Dr. Conrad Aquino sought a career in healthcare. He worked as a physician for several years. At the time of publication, he’s Assistant Director of Professional Services for one of the fastest growing healthcare companies in the Washington DC area. He faced many challenges growing up, which continued throughout medical school. At a young age, he experienced a stress-related heart attack, and later, shortly after marriage, chose to uproot himself from his hometown and family to pursue a better life. Unfortunately, life became even more stressful for this doctor, but several anxiety attacks later, Conrad experienced his De Novo event in March of 2008 and has been stress-free ever since.
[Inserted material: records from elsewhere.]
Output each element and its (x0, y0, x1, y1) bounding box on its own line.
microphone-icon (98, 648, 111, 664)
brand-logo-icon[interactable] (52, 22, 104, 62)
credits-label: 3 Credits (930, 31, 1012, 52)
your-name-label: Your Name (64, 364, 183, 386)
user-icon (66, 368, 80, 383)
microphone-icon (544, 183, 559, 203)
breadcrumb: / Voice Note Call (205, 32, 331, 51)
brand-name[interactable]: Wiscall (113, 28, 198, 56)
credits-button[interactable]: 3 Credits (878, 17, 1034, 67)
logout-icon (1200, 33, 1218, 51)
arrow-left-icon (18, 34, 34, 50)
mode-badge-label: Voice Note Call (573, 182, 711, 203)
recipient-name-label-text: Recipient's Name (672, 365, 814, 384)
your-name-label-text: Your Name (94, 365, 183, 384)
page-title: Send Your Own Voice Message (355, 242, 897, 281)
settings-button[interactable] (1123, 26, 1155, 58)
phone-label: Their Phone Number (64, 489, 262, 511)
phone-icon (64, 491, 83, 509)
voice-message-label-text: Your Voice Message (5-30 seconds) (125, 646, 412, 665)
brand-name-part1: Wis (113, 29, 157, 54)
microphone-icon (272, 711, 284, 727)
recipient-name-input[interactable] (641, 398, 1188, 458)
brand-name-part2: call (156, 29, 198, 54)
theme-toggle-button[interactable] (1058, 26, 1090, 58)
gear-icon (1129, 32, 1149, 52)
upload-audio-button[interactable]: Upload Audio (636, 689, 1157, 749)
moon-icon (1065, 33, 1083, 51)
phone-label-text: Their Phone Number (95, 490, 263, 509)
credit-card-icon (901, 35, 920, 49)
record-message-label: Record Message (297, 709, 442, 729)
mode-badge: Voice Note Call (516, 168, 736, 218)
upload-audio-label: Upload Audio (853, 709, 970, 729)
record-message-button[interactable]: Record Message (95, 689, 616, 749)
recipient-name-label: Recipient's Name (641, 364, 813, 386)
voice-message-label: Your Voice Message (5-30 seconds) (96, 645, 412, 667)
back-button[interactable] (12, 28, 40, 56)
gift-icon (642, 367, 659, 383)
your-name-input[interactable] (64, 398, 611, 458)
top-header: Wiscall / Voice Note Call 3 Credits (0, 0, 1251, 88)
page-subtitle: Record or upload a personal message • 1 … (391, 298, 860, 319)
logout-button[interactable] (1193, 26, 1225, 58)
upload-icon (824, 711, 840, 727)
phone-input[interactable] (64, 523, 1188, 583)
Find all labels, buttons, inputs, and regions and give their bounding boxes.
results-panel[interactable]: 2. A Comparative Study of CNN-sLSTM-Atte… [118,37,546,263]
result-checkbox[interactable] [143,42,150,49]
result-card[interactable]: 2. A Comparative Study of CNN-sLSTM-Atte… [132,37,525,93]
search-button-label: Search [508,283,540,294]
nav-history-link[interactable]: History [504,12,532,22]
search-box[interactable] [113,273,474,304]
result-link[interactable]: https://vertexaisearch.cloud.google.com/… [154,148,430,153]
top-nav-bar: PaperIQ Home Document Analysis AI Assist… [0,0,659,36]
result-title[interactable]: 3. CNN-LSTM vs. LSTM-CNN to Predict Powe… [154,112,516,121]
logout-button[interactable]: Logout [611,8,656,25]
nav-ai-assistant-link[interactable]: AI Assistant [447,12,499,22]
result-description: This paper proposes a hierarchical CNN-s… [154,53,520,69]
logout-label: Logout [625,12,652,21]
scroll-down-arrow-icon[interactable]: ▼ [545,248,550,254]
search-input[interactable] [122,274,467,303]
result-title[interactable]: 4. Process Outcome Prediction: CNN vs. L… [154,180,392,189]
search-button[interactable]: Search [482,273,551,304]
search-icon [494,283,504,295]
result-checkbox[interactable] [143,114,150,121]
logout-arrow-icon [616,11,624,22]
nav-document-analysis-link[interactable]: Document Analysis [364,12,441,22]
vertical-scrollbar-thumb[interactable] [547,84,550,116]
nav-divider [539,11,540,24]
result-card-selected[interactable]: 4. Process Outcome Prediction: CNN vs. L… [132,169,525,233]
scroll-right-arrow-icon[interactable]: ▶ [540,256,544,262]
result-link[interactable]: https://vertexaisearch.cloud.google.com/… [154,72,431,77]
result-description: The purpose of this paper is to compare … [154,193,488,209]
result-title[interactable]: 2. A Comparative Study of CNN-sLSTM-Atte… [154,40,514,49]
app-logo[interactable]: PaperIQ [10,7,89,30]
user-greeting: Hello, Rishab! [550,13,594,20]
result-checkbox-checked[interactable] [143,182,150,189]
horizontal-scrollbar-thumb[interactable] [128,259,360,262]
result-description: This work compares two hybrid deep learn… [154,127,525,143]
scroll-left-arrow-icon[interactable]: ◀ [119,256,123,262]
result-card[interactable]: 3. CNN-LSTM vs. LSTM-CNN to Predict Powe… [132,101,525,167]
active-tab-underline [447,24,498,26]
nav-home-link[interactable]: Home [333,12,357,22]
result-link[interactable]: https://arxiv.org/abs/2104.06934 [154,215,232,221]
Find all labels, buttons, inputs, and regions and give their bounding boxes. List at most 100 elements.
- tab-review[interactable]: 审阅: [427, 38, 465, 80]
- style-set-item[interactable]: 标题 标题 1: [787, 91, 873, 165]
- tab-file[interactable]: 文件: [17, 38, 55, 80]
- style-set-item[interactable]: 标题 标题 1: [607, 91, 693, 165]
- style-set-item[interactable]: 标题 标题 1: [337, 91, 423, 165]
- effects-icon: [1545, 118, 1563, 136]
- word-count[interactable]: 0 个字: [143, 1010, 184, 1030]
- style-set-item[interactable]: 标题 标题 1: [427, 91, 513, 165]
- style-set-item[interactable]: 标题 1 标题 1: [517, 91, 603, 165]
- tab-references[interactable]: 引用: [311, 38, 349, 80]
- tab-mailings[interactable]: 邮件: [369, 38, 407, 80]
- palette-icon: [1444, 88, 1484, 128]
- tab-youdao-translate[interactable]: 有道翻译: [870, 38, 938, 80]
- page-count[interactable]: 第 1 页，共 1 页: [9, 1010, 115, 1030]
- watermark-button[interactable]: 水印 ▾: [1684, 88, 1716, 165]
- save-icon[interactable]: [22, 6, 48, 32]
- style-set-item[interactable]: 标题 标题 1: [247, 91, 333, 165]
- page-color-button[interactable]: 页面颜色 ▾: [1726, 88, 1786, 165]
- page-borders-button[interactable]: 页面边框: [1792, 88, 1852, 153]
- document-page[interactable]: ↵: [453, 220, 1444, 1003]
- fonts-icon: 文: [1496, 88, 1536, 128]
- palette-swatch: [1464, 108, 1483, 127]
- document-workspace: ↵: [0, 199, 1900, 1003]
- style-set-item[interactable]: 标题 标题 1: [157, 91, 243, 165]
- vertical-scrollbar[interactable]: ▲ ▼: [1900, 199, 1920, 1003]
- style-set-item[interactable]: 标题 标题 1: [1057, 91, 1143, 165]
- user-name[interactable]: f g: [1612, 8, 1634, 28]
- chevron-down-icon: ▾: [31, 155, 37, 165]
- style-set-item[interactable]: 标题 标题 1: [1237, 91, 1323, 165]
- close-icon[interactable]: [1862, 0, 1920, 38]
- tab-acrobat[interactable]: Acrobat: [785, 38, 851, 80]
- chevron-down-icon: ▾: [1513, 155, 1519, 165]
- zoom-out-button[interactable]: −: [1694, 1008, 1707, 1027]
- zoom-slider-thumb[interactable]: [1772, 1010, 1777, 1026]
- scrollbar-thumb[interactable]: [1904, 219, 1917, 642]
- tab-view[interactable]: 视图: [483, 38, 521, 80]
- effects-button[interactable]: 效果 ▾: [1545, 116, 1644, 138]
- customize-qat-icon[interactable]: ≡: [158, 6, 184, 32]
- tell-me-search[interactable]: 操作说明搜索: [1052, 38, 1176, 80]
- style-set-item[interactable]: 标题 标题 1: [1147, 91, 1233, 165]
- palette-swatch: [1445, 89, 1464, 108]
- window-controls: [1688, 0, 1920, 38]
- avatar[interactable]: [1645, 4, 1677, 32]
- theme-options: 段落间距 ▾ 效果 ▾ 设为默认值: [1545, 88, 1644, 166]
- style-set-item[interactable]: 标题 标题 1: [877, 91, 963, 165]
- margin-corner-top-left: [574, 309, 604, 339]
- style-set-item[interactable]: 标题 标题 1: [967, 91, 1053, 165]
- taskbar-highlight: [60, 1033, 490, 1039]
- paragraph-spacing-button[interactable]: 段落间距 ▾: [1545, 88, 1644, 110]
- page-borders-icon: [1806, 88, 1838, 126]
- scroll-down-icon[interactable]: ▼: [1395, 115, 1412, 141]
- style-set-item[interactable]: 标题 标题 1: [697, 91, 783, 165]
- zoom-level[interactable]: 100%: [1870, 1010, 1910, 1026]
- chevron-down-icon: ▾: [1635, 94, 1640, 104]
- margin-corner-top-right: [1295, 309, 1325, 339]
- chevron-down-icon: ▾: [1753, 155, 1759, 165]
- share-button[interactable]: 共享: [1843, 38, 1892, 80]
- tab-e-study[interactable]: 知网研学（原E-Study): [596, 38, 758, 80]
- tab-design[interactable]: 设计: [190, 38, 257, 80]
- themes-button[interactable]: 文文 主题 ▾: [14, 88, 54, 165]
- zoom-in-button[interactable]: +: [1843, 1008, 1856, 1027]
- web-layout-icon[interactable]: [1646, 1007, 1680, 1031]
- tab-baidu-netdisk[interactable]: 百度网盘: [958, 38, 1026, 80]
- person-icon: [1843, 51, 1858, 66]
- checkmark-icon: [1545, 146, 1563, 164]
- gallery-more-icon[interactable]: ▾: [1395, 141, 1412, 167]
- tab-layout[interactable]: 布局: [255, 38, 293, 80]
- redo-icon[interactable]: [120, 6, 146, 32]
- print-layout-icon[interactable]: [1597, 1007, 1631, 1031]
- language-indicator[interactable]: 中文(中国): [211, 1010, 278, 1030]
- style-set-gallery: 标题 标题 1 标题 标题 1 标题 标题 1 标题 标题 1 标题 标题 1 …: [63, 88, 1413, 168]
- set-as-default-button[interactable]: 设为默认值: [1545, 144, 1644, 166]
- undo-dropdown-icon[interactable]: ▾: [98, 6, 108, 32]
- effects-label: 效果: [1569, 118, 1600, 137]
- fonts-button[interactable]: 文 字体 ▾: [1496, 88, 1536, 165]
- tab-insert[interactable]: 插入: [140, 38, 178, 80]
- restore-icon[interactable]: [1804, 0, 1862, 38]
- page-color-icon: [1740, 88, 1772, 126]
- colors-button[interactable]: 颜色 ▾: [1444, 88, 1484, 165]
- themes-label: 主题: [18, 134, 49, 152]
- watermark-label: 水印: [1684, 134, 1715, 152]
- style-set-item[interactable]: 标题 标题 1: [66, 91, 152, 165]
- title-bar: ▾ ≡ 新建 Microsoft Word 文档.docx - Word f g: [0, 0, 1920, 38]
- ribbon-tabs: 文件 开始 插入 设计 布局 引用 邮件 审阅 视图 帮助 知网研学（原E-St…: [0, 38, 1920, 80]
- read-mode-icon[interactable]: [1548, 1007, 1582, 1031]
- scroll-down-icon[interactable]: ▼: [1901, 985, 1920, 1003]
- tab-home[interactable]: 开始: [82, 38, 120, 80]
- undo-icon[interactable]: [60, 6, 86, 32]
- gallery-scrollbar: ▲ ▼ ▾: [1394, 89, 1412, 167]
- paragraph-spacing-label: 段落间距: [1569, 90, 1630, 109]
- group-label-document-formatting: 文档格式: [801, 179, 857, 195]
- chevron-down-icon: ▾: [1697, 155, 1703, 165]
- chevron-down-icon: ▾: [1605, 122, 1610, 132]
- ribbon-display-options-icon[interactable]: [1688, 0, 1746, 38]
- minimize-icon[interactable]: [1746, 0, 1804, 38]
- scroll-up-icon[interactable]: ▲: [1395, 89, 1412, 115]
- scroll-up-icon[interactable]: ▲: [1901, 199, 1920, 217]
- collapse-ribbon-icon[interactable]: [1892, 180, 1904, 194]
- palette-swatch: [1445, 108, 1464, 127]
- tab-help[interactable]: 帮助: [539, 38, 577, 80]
Bryson Miller served as an Aerospace Physiologist in the U.S. Air Force and has a second-degree black belt in kung fu. He joined the military to sustain a relationship and to build a better life, but found that it caused a strain over time. After serving the military, he returned home to be in the comfort of family and friends, unknowing of the challenges that laid waiting: his father was diagnosed with brain cancer, and several of his friends having tragic, untimely deaths. Pressing forward, he continued to try to have a serious relationship, only to find himself in a constant cycle of love and loss. Stress continued to build and pushed him into despair, but Bryson experienced his De Novo event in October of 2010 and has been stress-free ever since.